Issu d’une famille de la petite bourgeoisie, il quitte Mahalla pour Le Caire en 1959 pour rejoindre l’école vétérinaire. C’est à l’Université du Caire qu’il fait connaissance avec les Frères musulmans. Devenu membre actif de la confrérie (il fut notamment membre dans les années 1960 de la mouvance radicale des Frères inspirée par Sayed Qotb, exécuté en 1966), Mohamad Badie est arrêté en août 1965.

Et comme des dizaines d’autres, il est accusé par les autorités de reconstituer un mouvement interdit et dissout. L’ancien président, Gamal Abdel-Nasser, avait décidé de liquider complètement la confrérie en 1965. Mohamad Badie a été condamné à 15 ans de prison. Il est toutefois libéré, comme beaucoup de Frères musulmans, par le président Sadate qui s’appuie sur les islamistes pour faire face à ses adversaires communistes. Après un séjour au Yémen, Badie rentre en Egypte, où il rejoint l’Université de Béni-Souef en tant que professeur à la faculté vétérinaire. Il était le dirigeant de la confrérie en Moyenne-Egypte jusqu’à son accession à la charge suprême.

L’accession d’un ultraconservateur à la tête des Frères musulmans soulève des interrogations. Quelle sera sa position par rapport à des questions épineuses comme les relations avec l’Etat et le dossier des élections ? « Mohamad Badie est le premier guide de la confrérie issu du groupe de 1965, ce qui augure d’une domination sans précédent des conservateurs sur la Confrérie.

La désignation de Badie renoue avec la période de Moustapha Machehour qui avait soulevé beaucoup de remous et de tensions avec l’Etat », estime Aboul-Ela Madi, dissident des Frères et fondateur du projet de partie d’Al-Wassat (le centre). Sixième guide des Frères, Machehour était connu pour ses positions controversées.

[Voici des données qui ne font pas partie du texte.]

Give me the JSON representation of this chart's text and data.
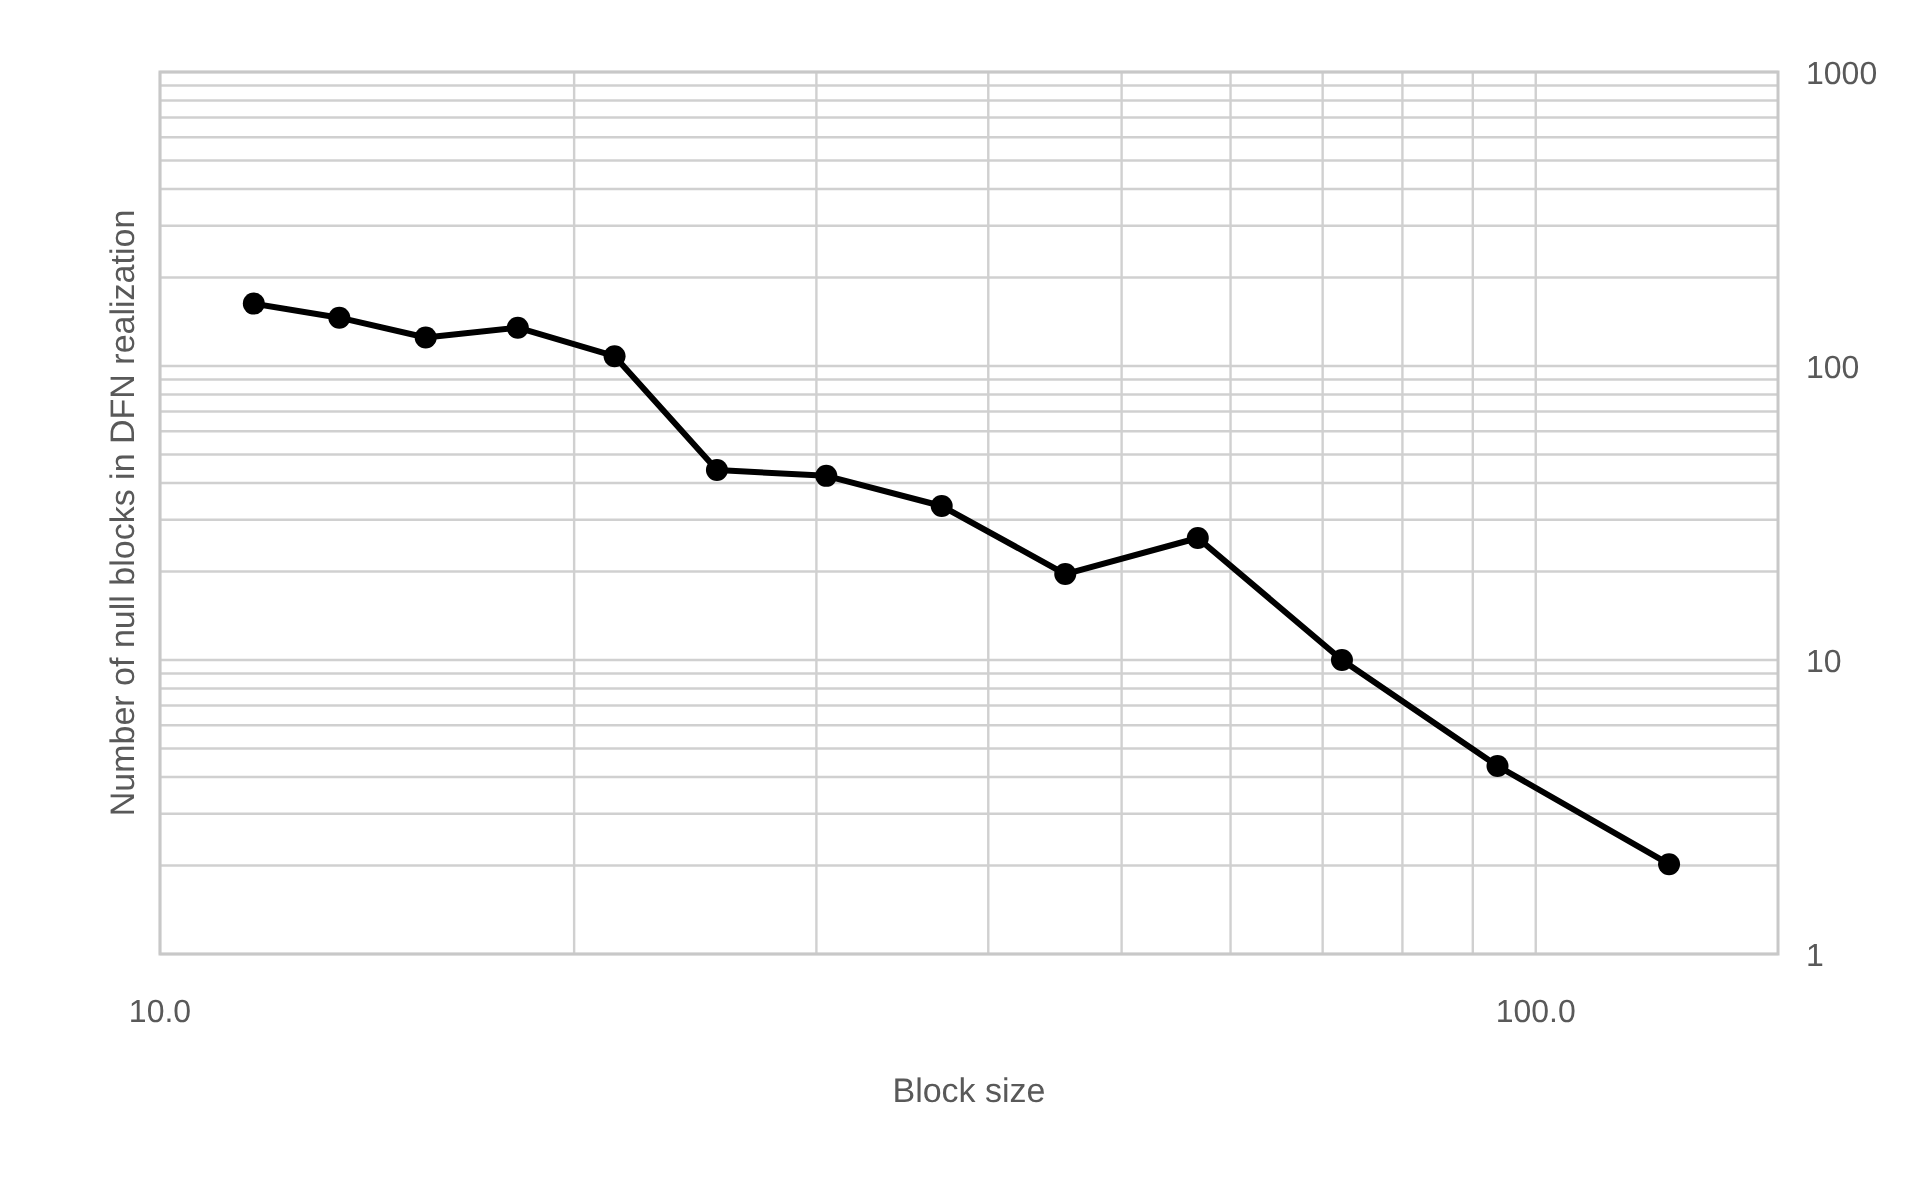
{
  "chart_data": {
    "type": "line",
    "xlabel": "Block size",
    "ylabel": "Number of null blocks in DFN realization",
    "x": [
      11.7,
      13.5,
      15.6,
      18.2,
      21.4,
      25.4,
      30.5,
      37.0,
      45.5,
      56.8,
      72.3,
      93.8,
      125
    ],
    "series": [
      {
        "color": "#000000",
        "values": [
          163,
          146,
          125,
          135,
          108,
          44.3,
          42.3,
          33.4,
          19.6,
          26.0,
          10.0,
          4.36,
          2.02
        ]
      }
    ],
    "log": "xy",
    "xlim": [
      10,
      150
    ],
    "ylim": [
      1,
      1000
    ],
    "xticks": [
      {
        "value": 10,
        "label": "10.0"
      },
      {
        "value": 20,
        "label": null
      },
      {
        "value": 30,
        "label": null
      },
      {
        "value": 40,
        "label": null
      },
      {
        "value": 50,
        "label": null
      },
      {
        "value": 60,
        "label": null
      },
      {
        "value": 70,
        "label": null
      },
      {
        "value": 80,
        "label": null
      },
      {
        "value": 90,
        "label": null
      },
      {
        "value": 100,
        "label": "100.0"
      }
    ],
    "yticks": [
      1,
      {
        "value": 2,
        "label": null
      },
      {
        "value": 3,
        "label": null
      },
      {
        "value": 4,
        "label": null
      },
      {
        "value": 5,
        "label": null
      },
      {
        "value": 6,
        "label": null
      },
      {
        "value": 7,
        "label": null
      },
      {
        "value": 8,
        "label": null
      },
      {
        "value": 9,
        "label": null
      },
      10,
      {
        "value": 20,
        "label": null
      },
      {
        "value": 30,
        "label": null
      },
      {
        "value": 40,
        "label": null
      },
      {
        "value": 50,
        "label": null
      },
      {
        "value": 60,
        "label": null
      },
      {
        "value": 70,
        "label": null
      },
      {
        "value": 80,
        "label": null
      },
      {
        "value": 90,
        "label": null
      },
      100,
      {
        "value": 200,
        "label": null
      },
      {
        "value": 300,
        "label": null
      },
      {
        "value": 400,
        "label": null
      },
      {
        "value": 500,
        "label": null
      },
      {
        "value": 600,
        "label": null
      },
      {
        "value": 700,
        "label": null
      },
      {
        "value": 800,
        "label": null
      },
      {
        "value": 900,
        "label": null
      },
      1000
    ],
    "grid": true,
    "marker": "circle",
    "line_style": "solid"
  }
}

Il avait notamment exigé que les coptes paient la jizya (impôt imposé aux non musulmans en échange d’une protection de leurs biens) et qu’ils ne soient pas incorporés dans l’armée. « Ce groupe radical, dit le groupe de 1965, a été formé sur les idées djihadistes de Sayed Qotb. Ses membres n’acceptent pas facilement la critique. L’accession de Badie au poste de guide suprême est un revers pour le courant réformateur », ajoute Aboul-Ela Madi.

Un guide radical qui va tout mettre à feu et à sang et s’engager dans un affrontement avec l’Etat ? Malgré ses tendances conservatrices, tout porte à croire que le mandat de Mohamad Badie sera calme. « Contrairement à Mahdi Akef dont le caractère était plutôt nerveux, Mohamad Badie est connu pour son calme. Il possède une grande expérience acquise durant son parcours au sein de la confrérie », analyse pour sa part Ammar Ali Hassan, chercheur au Centre des Etudes Politiques et Stratégiques (CEPS) d’Al-Ahram.

Le guide sortant, Mahdi Akef, est considéré comme l’un des plus controversés de la Confrérie. Sous son mandat, les relations avec l’Etat ont été plutôt tendues. En 2005 et pour la première fois depuis une longue période de stagnation politique et de travail clandestin, les Frères ont participé à des manifestations pour réclamer une réforme politique. En 2006, une parade, organisée par des étudiants cagoulés de la Confrérie à l’Université d’Al-Azhar pour protester contre la radiation des candidats islamistes aux élections étudiantes, soulève une polémique.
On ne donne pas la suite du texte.